“I’d like that on my stone someday,” he says, standing up and dusting his hands off. “Beautiful friend. It’s simple, but . . . damn, what a legacy.”
I smile at him, but my thoughts are with Charlie and Hannah and me earlier today, how there was a sort of beauty in the three of us huddled and crying on Hannah’s bed, holding one another together. A sort of beauty, but also a sort of ugliness because of why we were there, who I was there for. Because of the undoing I felt going on somewhere underneath my skin, like a constellation being split apart.
“Mr. Prior kicked me out of his house today,” I say.
Alex raises his eyebrows. “You went to see Hannah?”
I nod.
“How . . . how is she?”
I start walking toward the river and Alex follows. I don’t answer for a while—?it suddenly seems like such a difficult question. The water rolls over itself, beckoning us closer, the moon glinting off its surface. The scene looks like something out of an old black-and-white movie.
“She’s sad,” I finally say, stopping where the bank dips and the grasses get longer along the river’s edge. “And angry.”
Next to me Alex sighs. “And her dad kicked you out?”
“Yeah. He’s sad and angry too.”
“But you didn’t do anything. Owen’s the one who—”
My eyes connecting with his cut him off. He looks away, but even in the dark, I can see the confusion thick on his face. His hand finds mine and our fingers tangle clumsily in a desperate attempt to grab hold.

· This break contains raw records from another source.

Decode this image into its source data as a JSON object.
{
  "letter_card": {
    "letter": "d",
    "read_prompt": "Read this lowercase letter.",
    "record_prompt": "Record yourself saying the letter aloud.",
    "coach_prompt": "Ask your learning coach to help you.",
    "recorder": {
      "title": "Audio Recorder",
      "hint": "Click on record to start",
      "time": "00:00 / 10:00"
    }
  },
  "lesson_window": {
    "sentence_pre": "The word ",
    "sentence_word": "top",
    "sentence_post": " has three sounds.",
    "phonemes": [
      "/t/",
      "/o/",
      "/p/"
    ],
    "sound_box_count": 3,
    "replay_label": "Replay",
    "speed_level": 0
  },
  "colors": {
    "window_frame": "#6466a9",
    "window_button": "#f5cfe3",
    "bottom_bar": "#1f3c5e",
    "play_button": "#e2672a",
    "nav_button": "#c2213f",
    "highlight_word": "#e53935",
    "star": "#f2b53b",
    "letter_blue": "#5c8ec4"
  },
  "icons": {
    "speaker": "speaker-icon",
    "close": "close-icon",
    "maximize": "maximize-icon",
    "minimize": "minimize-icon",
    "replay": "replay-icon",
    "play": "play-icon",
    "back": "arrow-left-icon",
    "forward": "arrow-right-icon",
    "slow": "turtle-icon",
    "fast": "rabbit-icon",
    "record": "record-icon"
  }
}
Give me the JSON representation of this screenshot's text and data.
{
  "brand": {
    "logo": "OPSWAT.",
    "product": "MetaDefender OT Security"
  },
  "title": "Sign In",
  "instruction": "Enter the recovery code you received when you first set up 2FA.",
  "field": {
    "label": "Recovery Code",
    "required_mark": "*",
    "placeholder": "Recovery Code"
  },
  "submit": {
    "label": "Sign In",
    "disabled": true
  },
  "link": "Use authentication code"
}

We stand there for a few minutes, silent, the dead resting behind us and the pulsing life of the river in front of us. It flows gently, as though it’s trying to make peace of all the chaos. Suddenly, everything feels too heavy. I sink into the grass, my legs folded underneath me.
“Why have we never done this before?” I ask. Alex sits down next to me, resting his elbows on his knees.
“What, frolic through a cemetery? We just did that yesterday.”
I shove his shoulder and he laughs. “I was talking about hanging out.”
“We’ve hung out.”
“Not just us.”
He shrugs. “I don’t know why. We should’ve. We are now, at least.”
I look up at the clear sky. The cemetery is far enough away from downtown Frederick that the stars look like a thousand tiny night-lights plugged into the dark.
Though we’ve known each other forever, taken classes together, performed in the same holiday concerts for years, Alex and I have never belonged to each other, never sought each other out.
And I’ve never felt so desperate to change that, for both of us.
“Tell me something,” I say.
“Like what?”
“Something I don’t know about you.”
He purses his lips, a little smile playing on the edge.
“Oh god,” I say. “Walking around the cemetery with your violin is your only hobby, isn’t it?”
A laugh bursts from his mouth, but he nods. “Found me out.”
A chilly breeze swings in between us and I scoot a little closer to him. “Seriously.”
He sighs. “Seriously? I hate performing.”